You are given two integer arrays nums1 and nums2 sorted in non-decreasing order and two integers k and target. Find k pairs (a, b) from the arrays such that a + b is the smallest possible value, and a + b is less than or equal to target. Return the pairs in sorted order.

Sample Input/Output:

Let’s consider a sample input:

nums1 = [1, 7, 11]
nums2 = [2, 4, 6]
k = 3
target = 15

Expected Output:

[[1, 2], [1, 4], [1, 6]]

Explanation:
For the given input nums1 = [1, 7, 11], nums2 = [2, 4, 6], k = 3, and target = 15, we need to find 3 pairs with the smallest sum that is less than or equal to 15. The possible pairs are:

1. [1, 2]: sum = 3
2. [1, 4]: sum = 5
3. [1, 6]: sum = 7

Time and Space Complexity:

The time complexity of the solution will be O(k log k), where k is the value of k. We use a min-heap to store the k smallest pairs, and each insertion into the heap takes log k time.

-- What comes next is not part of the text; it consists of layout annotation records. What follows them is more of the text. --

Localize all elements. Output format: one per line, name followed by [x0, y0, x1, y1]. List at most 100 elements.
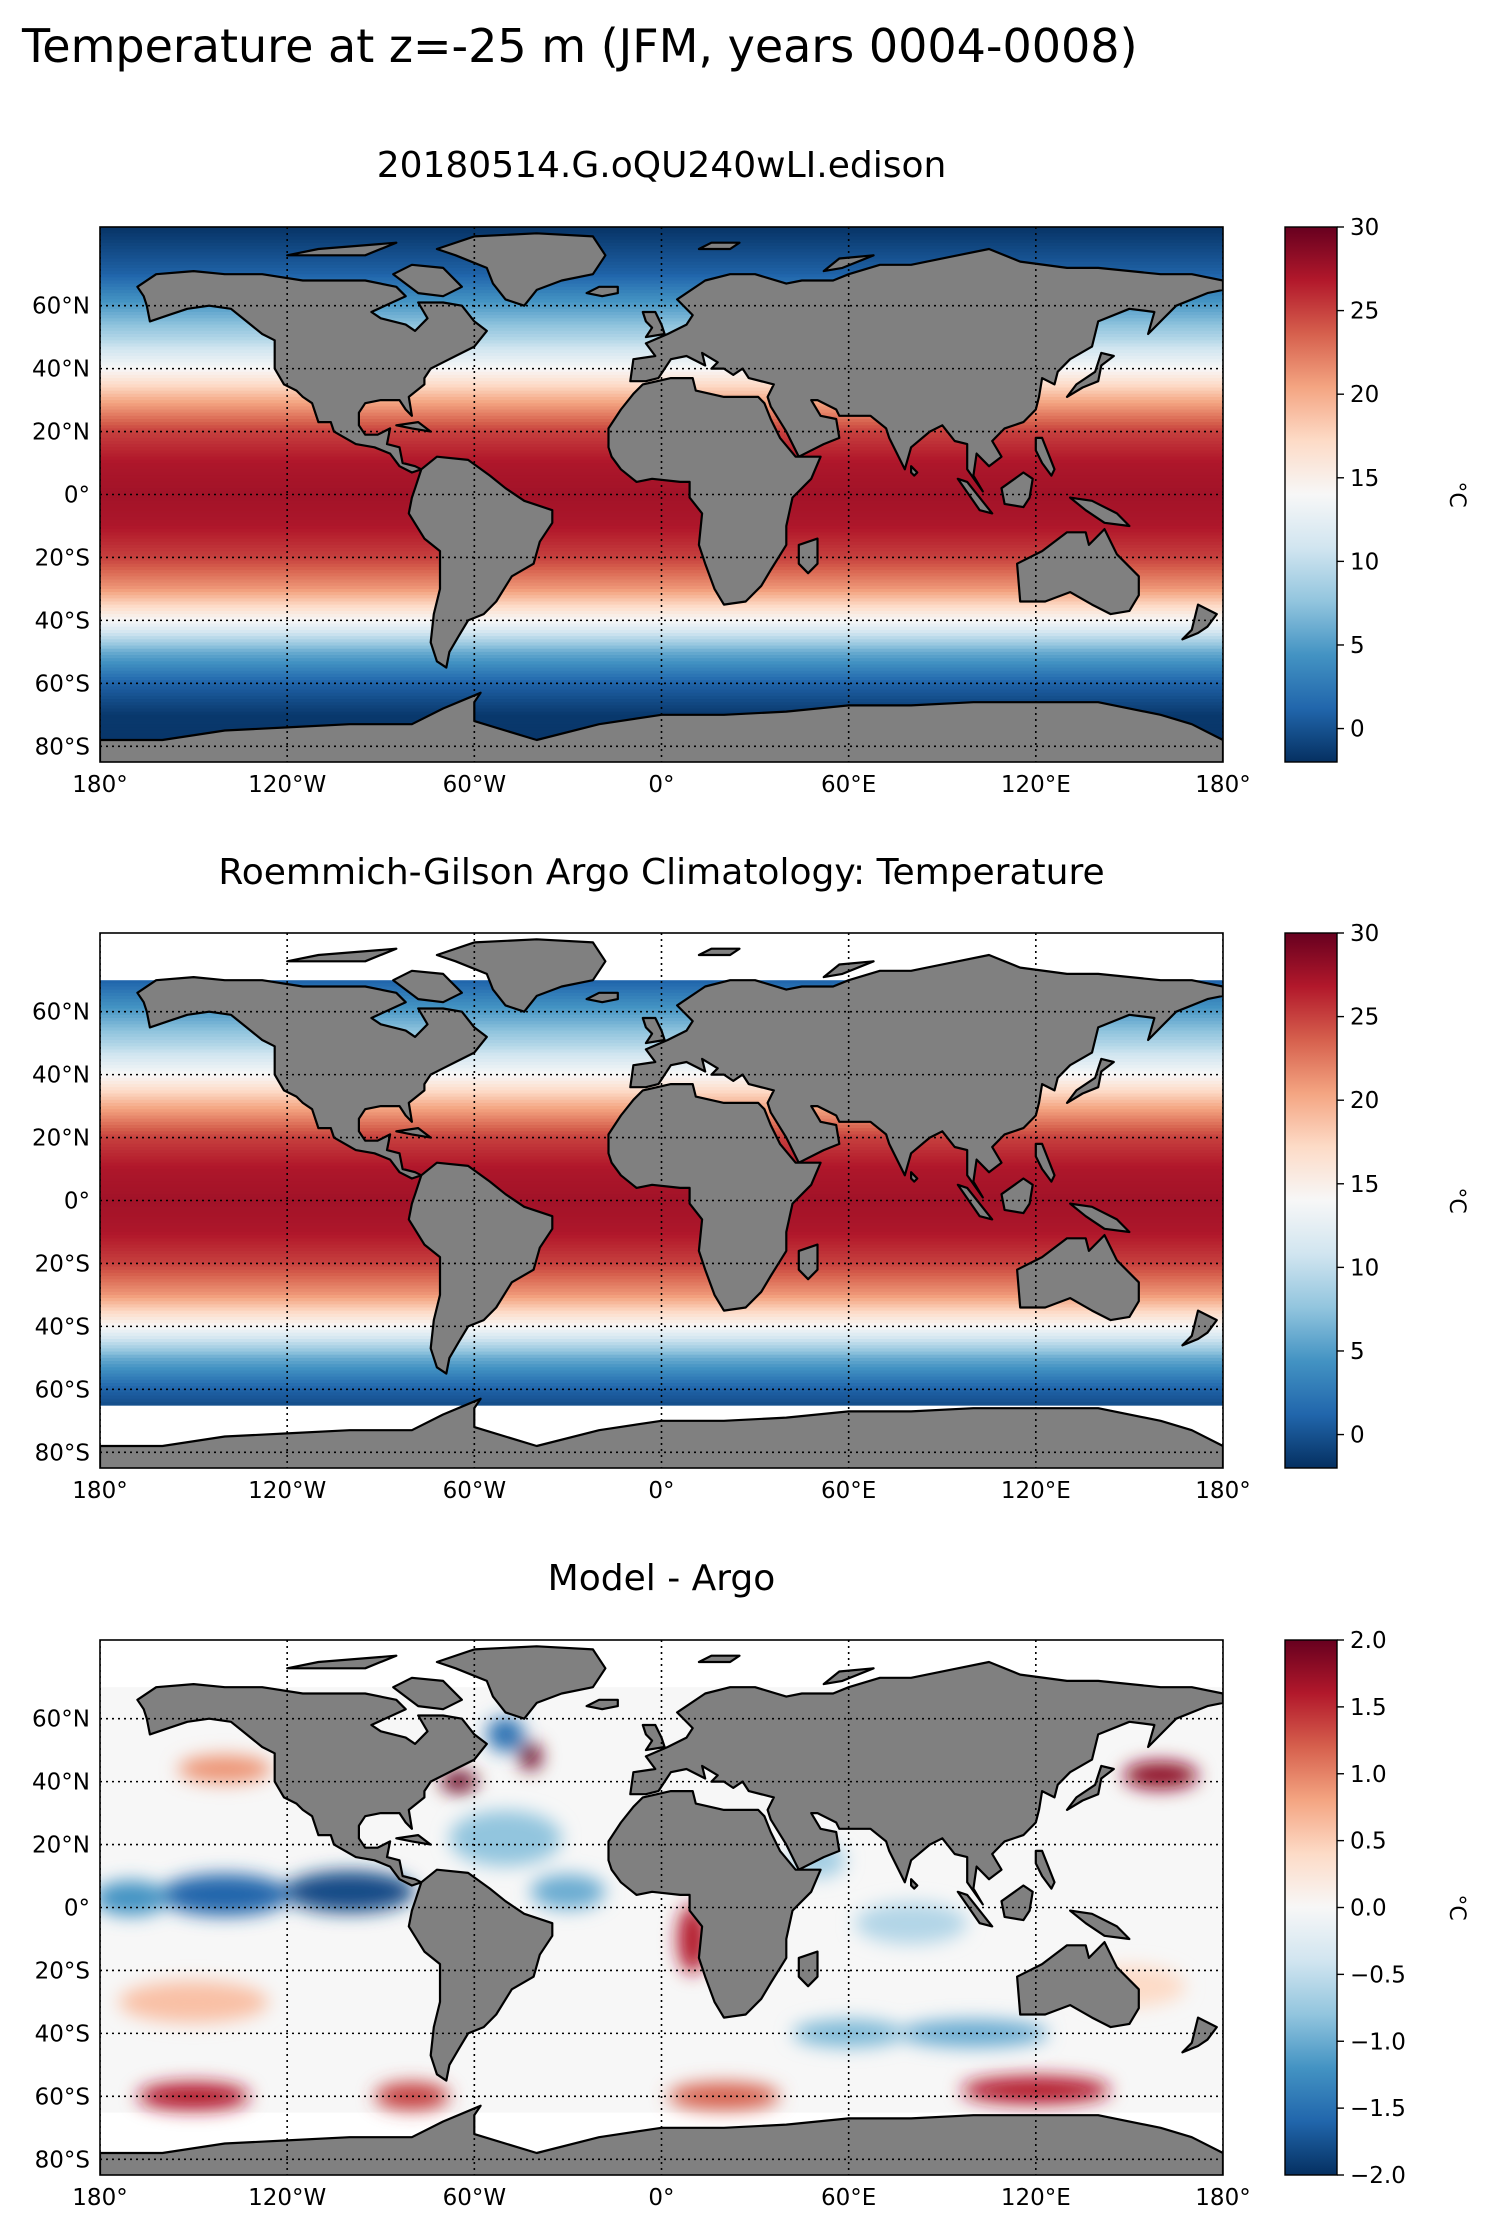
landmass-baffin [392, 263, 463, 298]
field-band [100, 1721, 1223, 1726]
field-band [100, 620, 1223, 625]
field-band [100, 1011, 1223, 1016]
field-band [100, 661, 1223, 666]
x-tick-label: 120°E [1001, 772, 1071, 798]
field-band [100, 582, 1223, 587]
landmass-sumatra [956, 1890, 994, 1928]
landmass-australia [1016, 1941, 1140, 2029]
field-band [100, 1307, 1223, 1312]
colorbar-tick-label: 2.0 [1350, 1628, 1387, 1654]
field-band [100, 541, 1223, 546]
landmass-new-guinea [1069, 1909, 1131, 1941]
field-band [100, 1690, 1223, 1695]
field-band [100, 1724, 1223, 1729]
figure-title: Temperature at z=-25 m (JFM, years 0004-… [21, 19, 1138, 73]
field-band [100, 510, 1223, 514]
landmass-africa [607, 1083, 822, 1312]
landmass-svalbard [697, 241, 741, 251]
y-tick-label: 0° [64, 1189, 90, 1215]
field-band [100, 1970, 1223, 1975]
landmass-iceland [585, 1698, 619, 1711]
landmass-iceland [585, 285, 619, 298]
x-tick-label: 180° [1195, 772, 1250, 798]
field-band [100, 2027, 1223, 2031]
landmass-japan [1065, 351, 1115, 398]
landmass-iceland [585, 991, 619, 1004]
field-band [100, 1326, 1223, 1331]
field-band [100, 2045, 1223, 2050]
field-band [100, 1731, 1223, 1736]
landmass-greenland [435, 938, 607, 1013]
field-band [100, 1288, 1223, 1293]
field-band [100, 2036, 1223, 2041]
field-band [100, 230, 1223, 234]
anomaly-patch [486, 1717, 525, 1752]
colorbar-tick-label: 0.0 [1350, 1896, 1387, 1922]
field-band [100, 1709, 1223, 1713]
x-tick-label: 60°E [821, 772, 876, 798]
map-panel-3: Model - Argo 180° 120°W 60°W 0° 60°E 120°E 180°… [32, 1558, 1469, 2211]
y-tick-label: 60°S [35, 1377, 90, 1403]
landmass-madagascar [797, 1950, 819, 1988]
field-band [100, 557, 1223, 562]
field-band [100, 1967, 1223, 1972]
field-band [100, 2096, 1223, 2101]
field-band [100, 1021, 1223, 1025]
landmass-new-zealand [1181, 2016, 1218, 2054]
field-band [100, 695, 1223, 700]
x-tick-label: 120°W [248, 772, 326, 798]
anomaly-patch [449, 1810, 562, 1866]
colorbar-gradient [1284, 932, 1338, 1469]
field-band [100, 1929, 1223, 1934]
field-band [100, 607, 1223, 612]
field-band [100, 2102, 1223, 2107]
field-band [100, 692, 1223, 697]
map-field [100, 933, 1223, 1468]
field-band [100, 1235, 1223, 1239]
field-band [100, 1976, 1223, 1981]
field-band [100, 249, 1223, 253]
field-band [100, 689, 1223, 694]
colorbar-tick-label: 10 [1350, 549, 1379, 575]
field-band [100, 989, 1223, 994]
colorbar-tick-label: 25 [1350, 299, 1379, 325]
anomaly-patch [519, 1742, 542, 1771]
field-band [100, 623, 1223, 628]
field-band [100, 1904, 1223, 1909]
field-band [100, 983, 1223, 988]
colorbar-tick-label: 20 [1350, 1088, 1379, 1114]
landmass-arctic-islands [286, 1654, 398, 1670]
field-band [100, 1017, 1223, 1022]
landmass-japan [1065, 1057, 1115, 1104]
landmass-africa [607, 1790, 822, 2019]
anomaly-patch [530, 1874, 606, 1910]
field-band [100, 1995, 1223, 2000]
anomaly-patch [440, 1771, 478, 1793]
field-band [100, 551, 1223, 555]
field-band [100, 1313, 1223, 1318]
y-tick-label: 60°S [35, 2084, 90, 2110]
field-band [100, 529, 1223, 533]
y-tick-label: 60°N [32, 1000, 90, 1026]
field-band [100, 1894, 1223, 1899]
anomaly-patch [898, 2019, 1049, 2048]
y-tick-label: 0° [64, 1896, 90, 1922]
field-band [100, 507, 1223, 511]
y-tick-label: 0° [64, 483, 90, 509]
field-band [100, 1910, 1223, 1915]
landmass-sri-lanka [910, 1171, 919, 1183]
landmass-north-america [136, 976, 488, 1180]
field-band [100, 1728, 1223, 1732]
landmass-south-america [407, 1161, 554, 1375]
field-band [100, 1002, 1223, 1006]
field-band [100, 686, 1223, 691]
field-band [100, 481, 1223, 486]
field-band [100, 236, 1223, 241]
anomaly-patch [667, 2082, 781, 2111]
landmass-greenland [435, 1645, 607, 1720]
field-band [100, 2014, 1223, 2019]
field-band [100, 1282, 1223, 1287]
colorbar-tick-label: 0.5 [1350, 1829, 1387, 1855]
field-band [100, 560, 1223, 565]
colorbar-tick-label: 30 [1350, 215, 1379, 241]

The space complexity will be O(k) to store the k smallest pairs in the min-heap.

Solution:

#include <iostream>
#include <vector>
#include <queue>

using namespace std;

vector<vector<int>> kSmallestPairs(vector<int>& nums1, vector<int>& nums2, int k, int target) {
    vector<vector<int>> result;
    priority_queue<pair<int, vector<int>>, vector<pair<int, vector<int>>>, greater<pair<int, vector<int>>>> minHeap;

    for (int num1 : nums1) {
        for (int num2 : nums2) {
            int sum = num1 + num2;
            if (sum <= target) {
                minHeap.push({sum, {num1, num2}});
                if (minHeap.size() > k) {
                    minHeap.pop(); // Keep the minHeap size <= k
                }
            } else {
                break; // Since the arrays are sorted, there's no need to continue further
            }
        }
    }

    while (!minHeap.empty()) {
        result.push_back(minHeap.top().second);
        minHeap.pop();
    }

    return result;
}

int main() {
    vector<int> nums1 = {1, 7, 11};
    vector<int> nums2 = {2, 4, 6};
    int k = 3;
    int target = 15;

    vector<vector<int>> result = kSmallestPairs(nums1, nums2, k, target);

    cout << "K Pairs with Smallest Sum:\n";
    for (const auto& pair : result) {
        cout << "[" << pair[0] << ", " << pair[1] << "] ";
    }
    cout << endl;

    return 0;
}

In this implementation, we use a min-heap to find the k pairs with the smallest sum. The minHeap stores pairs of sum and corresponding vectors [num1, num2]. We iterate through all pairs of num1 and num2, calculate their sum, and add it to the minHeap. We keep the size of the minHeap <= k, and whenever the size exceeds k, we pop the smallest pair. This ensures that we always have the k smallest pairs in the minHeap.

The main function demonstrates the usage of kSmallestPairs by finding k pairs with the smallest sum for the given input nums1, nums2, k, and target.

The output will be:

K Pairs with Smallest Sum:
[1, 2] [1, 4] [1, 6]